Tissue therapy is progressing rapidly. Tissue grown in a laboratory is used to replace something the body has lost such as a piece of an organ (lost to cancer) or a section of a muscle (lost in an accident).
This future scenario envisions that the missing tissue can be replaced with something new that researchers and doctors grow outside the body and then insert.
Research has even enabled cells to be bioprinted in layers to mimic the complex layered structure tissue often has.
However, the currently available biomaterials on which the cells grow remain an obstacle in fulfilling these ambitions.
Cultivated cells need to grow on something that does not harm the body and is preferably biodegradable, so that it can be eliminated from the body.
Researchers are currently juggling expensive and complex solutions, but all these might be replaced by a potentially fantastic biomaterial researchers have extracted from Pantoea sp. bacteria, which can produce the biomaterial by the bucketload.
The research has been in published in Bioactive Materials.
“We lack inexpensive and suitable biomaterial we can use for tissue therapy to replace lost tissue. This study not only shows that bacteria can produce such a biomaterial but also that it can be used to replace muscles missing in rats,” explains a researcher behind the study, Alireza Dolatshahi-Pirouz, Group Leader and Associate Professor, Department of Health Technology, Technical University of Denmark, Kongens Lyngby, Denmark.
Bacteria can produce large quantities of biomaterials
Various biomaterials exist; some are synthetic, elastic and robust but not very cell friendly. They are also very expensive to produce.
Others, such as gelatin and other polysaccharides, are cell friendly but not very robust and break down quickly – also inside the body.
Researchers in this field would ideally like to find a cell-friendly material with the same properties as the synthetic versions but simpler and less expensive to produce.
The bioactive polysaccharide derived from the extracellular matrix of Pantoea sp. fits the bill. Alireza Dolatshahi-Pirouz and colleagues discovered this and call it pantoan methacrylate (PAMA).
PAMA is a photo-crosslinkable hydrogel that is elastic, resilient and cell friendly. PAMA is also inexpensive to produce, because bacteria can produce it in large tanks.

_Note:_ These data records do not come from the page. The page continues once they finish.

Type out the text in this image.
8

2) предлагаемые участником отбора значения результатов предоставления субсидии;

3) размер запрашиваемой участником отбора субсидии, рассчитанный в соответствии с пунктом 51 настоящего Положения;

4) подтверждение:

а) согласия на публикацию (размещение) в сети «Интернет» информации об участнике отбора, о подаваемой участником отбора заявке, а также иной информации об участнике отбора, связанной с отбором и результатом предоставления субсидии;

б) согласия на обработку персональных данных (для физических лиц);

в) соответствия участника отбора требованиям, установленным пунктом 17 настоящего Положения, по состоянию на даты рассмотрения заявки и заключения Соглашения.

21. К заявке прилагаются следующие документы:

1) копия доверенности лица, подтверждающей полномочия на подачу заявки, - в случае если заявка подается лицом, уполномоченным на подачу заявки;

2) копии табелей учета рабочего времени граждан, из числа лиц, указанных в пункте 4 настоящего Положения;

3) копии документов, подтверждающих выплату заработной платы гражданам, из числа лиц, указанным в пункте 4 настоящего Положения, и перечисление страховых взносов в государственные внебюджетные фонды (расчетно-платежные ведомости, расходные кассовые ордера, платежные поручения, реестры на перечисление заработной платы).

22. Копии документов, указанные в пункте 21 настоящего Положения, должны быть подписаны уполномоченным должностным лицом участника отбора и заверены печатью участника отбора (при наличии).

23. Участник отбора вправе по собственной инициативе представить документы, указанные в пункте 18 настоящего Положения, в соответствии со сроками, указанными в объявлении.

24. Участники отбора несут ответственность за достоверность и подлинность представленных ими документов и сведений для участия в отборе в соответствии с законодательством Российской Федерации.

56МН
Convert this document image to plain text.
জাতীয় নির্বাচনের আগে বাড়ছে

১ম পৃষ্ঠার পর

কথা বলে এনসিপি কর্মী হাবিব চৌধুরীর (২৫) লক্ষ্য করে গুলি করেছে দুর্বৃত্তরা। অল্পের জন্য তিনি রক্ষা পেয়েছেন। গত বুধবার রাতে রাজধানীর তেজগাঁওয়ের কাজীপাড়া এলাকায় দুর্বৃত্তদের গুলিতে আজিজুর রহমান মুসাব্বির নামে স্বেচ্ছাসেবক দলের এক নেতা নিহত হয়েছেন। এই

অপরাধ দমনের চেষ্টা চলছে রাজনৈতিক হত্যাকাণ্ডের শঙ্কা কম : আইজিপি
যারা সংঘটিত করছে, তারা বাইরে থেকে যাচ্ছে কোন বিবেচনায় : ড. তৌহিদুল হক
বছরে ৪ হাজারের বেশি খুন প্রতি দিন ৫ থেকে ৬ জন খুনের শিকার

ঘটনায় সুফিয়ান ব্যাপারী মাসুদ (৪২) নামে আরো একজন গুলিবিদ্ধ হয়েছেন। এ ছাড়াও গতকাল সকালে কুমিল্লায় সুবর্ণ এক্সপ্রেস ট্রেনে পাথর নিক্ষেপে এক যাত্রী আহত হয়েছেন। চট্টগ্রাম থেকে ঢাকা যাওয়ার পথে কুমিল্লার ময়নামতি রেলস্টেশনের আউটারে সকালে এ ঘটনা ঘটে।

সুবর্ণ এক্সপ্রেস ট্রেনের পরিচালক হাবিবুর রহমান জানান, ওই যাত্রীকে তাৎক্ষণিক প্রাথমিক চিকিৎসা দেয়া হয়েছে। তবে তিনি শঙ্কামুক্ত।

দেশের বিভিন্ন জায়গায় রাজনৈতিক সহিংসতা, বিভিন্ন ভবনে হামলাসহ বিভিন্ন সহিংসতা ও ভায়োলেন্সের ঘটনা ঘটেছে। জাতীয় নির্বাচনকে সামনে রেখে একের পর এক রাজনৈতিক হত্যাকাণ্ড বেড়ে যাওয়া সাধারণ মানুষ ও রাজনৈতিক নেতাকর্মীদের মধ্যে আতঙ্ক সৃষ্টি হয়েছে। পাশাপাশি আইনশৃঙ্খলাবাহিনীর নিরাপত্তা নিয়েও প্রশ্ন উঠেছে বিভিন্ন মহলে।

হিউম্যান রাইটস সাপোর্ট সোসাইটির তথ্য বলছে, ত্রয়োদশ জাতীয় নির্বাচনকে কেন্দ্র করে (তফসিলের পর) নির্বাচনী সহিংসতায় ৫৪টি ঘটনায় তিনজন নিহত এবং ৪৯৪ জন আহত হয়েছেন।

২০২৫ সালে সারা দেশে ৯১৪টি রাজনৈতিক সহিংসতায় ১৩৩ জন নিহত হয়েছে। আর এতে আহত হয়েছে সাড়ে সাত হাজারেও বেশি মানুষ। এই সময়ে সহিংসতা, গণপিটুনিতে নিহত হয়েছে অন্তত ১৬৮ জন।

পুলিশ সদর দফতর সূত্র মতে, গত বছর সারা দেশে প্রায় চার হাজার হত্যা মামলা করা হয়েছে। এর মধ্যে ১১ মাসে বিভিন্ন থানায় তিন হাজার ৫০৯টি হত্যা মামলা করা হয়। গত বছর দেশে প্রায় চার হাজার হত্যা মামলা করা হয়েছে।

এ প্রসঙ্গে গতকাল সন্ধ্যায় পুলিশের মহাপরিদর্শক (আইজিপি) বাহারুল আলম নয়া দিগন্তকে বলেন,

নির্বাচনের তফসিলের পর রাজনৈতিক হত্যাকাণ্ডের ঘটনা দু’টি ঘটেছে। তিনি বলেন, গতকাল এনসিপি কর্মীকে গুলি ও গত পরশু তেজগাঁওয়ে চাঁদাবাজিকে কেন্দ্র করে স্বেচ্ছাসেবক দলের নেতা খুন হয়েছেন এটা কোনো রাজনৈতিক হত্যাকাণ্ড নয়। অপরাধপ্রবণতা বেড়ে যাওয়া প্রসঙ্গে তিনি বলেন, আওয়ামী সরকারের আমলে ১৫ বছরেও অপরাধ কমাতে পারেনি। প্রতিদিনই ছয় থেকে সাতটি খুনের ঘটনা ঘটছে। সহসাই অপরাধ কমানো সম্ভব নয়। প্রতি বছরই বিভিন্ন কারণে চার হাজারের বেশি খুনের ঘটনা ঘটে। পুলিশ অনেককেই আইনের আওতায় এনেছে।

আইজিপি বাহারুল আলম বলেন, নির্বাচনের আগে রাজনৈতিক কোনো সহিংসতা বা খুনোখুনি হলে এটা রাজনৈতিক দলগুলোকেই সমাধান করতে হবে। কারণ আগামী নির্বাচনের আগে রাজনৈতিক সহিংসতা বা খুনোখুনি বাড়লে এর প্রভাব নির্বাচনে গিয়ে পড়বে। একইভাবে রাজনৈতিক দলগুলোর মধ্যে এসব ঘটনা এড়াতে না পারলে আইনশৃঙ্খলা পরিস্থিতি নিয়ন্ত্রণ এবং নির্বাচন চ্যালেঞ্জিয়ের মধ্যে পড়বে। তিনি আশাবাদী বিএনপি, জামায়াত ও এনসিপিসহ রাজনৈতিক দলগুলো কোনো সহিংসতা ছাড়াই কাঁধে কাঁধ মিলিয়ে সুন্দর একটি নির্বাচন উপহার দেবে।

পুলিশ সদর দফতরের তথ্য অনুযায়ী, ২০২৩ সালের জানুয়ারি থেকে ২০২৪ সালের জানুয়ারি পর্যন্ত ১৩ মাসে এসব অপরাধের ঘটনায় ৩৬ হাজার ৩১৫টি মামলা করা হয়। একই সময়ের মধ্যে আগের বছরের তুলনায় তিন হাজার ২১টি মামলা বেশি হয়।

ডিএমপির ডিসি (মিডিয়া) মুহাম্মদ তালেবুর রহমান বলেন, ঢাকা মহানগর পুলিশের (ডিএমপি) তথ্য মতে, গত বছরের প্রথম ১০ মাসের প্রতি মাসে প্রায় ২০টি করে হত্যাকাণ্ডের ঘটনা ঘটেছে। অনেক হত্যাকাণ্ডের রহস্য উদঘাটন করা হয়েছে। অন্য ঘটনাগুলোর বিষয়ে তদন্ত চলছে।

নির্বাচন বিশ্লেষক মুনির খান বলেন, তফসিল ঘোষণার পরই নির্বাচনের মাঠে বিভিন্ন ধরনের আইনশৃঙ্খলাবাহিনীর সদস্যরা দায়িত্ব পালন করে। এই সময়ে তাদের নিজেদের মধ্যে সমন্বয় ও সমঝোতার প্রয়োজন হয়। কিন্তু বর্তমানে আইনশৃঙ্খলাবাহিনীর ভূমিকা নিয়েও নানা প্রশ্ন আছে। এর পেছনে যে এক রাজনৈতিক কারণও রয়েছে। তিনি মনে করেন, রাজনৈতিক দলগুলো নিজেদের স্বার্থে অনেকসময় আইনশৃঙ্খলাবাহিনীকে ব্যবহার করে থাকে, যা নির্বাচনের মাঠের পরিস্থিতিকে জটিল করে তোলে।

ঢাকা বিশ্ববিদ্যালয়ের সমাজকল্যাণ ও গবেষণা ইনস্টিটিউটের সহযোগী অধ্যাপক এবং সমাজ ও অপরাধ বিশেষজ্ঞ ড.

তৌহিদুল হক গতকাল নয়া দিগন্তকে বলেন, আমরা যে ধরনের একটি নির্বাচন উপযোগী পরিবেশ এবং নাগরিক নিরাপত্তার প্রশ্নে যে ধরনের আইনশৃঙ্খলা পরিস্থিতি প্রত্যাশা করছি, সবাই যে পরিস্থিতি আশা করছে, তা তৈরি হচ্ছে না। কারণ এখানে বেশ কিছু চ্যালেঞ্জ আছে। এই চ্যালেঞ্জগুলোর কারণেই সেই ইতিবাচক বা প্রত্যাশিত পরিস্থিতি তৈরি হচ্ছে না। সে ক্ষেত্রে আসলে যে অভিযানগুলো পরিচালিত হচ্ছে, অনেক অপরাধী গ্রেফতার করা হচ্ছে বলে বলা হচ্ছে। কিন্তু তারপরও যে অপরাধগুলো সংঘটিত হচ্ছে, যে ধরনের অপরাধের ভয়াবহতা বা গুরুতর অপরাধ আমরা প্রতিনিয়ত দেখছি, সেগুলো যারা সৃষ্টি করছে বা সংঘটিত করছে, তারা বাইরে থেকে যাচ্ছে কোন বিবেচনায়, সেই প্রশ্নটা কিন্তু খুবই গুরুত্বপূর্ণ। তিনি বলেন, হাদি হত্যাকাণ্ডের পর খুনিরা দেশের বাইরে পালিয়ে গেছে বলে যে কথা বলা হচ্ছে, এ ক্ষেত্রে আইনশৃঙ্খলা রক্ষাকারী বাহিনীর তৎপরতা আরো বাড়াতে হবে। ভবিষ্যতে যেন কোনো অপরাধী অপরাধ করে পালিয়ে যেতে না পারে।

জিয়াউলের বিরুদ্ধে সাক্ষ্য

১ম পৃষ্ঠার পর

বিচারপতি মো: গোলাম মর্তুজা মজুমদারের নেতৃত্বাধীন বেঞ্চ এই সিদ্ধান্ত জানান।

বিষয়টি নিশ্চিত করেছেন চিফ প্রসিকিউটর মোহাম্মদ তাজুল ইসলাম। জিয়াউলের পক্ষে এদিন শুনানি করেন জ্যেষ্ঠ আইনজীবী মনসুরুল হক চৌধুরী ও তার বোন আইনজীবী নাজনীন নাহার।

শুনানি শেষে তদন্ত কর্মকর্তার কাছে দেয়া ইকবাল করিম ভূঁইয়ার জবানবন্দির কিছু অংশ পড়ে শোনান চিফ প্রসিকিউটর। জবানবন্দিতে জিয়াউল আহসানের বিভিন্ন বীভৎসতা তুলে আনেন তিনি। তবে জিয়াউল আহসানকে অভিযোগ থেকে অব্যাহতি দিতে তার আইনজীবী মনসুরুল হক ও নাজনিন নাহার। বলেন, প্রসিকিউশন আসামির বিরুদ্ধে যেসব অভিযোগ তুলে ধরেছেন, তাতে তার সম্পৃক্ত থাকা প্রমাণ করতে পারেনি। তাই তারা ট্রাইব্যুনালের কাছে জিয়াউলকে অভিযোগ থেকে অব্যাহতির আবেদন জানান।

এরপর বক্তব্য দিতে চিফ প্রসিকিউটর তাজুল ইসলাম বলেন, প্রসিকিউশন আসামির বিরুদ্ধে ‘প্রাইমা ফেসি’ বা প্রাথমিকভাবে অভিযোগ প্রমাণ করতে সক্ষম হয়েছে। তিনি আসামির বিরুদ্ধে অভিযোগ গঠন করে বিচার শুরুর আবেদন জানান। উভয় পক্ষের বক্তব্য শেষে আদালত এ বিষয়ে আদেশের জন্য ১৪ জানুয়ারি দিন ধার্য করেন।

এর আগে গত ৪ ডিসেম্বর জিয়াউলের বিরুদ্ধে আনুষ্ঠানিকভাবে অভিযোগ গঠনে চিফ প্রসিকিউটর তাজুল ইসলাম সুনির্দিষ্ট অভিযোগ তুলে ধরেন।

“Our experiments have shown that PAMA can readily be printed into complex shapes, that cells can grow on PAMA and differentiate into muscle cells and that PAMA is very elastic. These properties are all together very good for muscle tissue engineering, since muscles are very active. This furthermore gives PAMA great potential for bioprinting of cells and for muscle tissue engineering,” says Alireza Dolatshahi-Pirouz.
Replaced muscles in rats
The researchers further confirmed that PAMA can replace lost tissue in rats that had a piece of thigh muscle removed.
The researchers inserted PAMA into the cavity in the rats’ thighs and enabled it to form new muscle tissue there. PAMA turned out to be very suitable for this.
The rats with the artificial muscle implant formed twice as many muscle fibres as rats not treated with artificial tissue. The treated rats also formed only half as much scar tissue.
Various studies on inflammation and other topics also showed that the body tolerated the implanted PAMA well.
“This indicates that PAMA may be a suitable alternative to synthetically producing biofriendly materials for growing cells for tissue therapy. We have shown that this can have potential in muscle repair, but it might be used in other types of tissue therapy replacing lost tissue with an artificial biomaterial,” concludes Alireza Dolatshahi-Pirouz.